As the name implies, this kind of insurance offering is designed specifically to protect property and other assets from the damage that can result from a seismic event. People often believe that this type of policy is meant for real estate, but in actuality, it can cover a myriad of different types of assets from the damage inflicted from earthquakes.
Earthquake insurance is designed for those who may likely face an earthquake at some point, especially given their geographic location. Whether this coverage is meant for personal or business assets, this coverage can a vital aspect of a real estate or asset contract, playing an important role in the attractiveness of a given property.
Any specific details of an insurance contract are subject to the terms and conditions within, but there is an overall theme that the majority of insurance packages will follow. Good earthquake insurance is meant will normally pay out after an agreed upon deductible has been met and, importantly, if there is proof that a covered asset sustained some kind of damage attributable to an earthquake happening in the area.

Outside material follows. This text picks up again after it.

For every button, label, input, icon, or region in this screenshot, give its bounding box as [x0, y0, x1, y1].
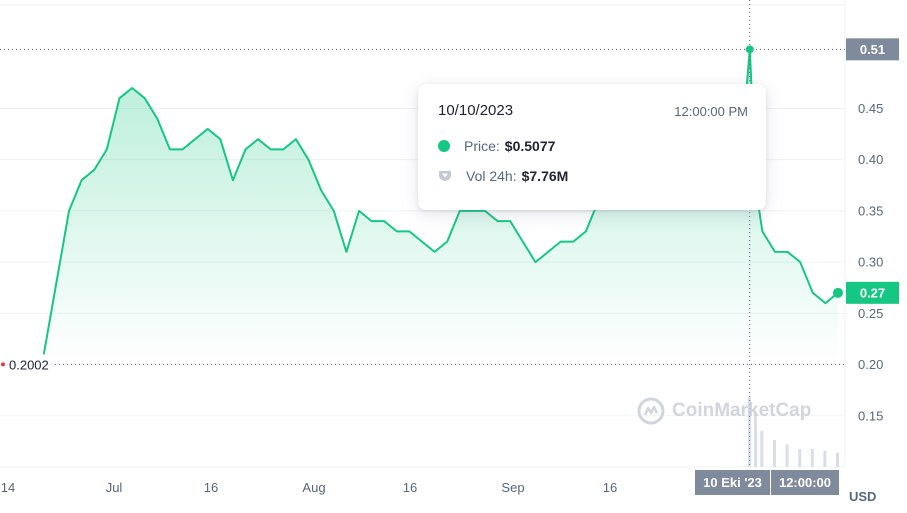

Along with the private earthquake policies offered, there are also policies that are designed to keep a business or real estate owner in compliance with any local rules or ordinances. This happens to be very normal in many parts of California, for example, where earthquakes are known to occur more often.
Arguably, the best benefit of an earthquake insurance package is the ability to mitigate or even eliminate many of the giant out-of-pocket costs ensuing from such possible devastation resulting from a temblor. Often, earthquakes can completely destroy one’s assets, putting a complete end to any business that has a reliance on them for its operation.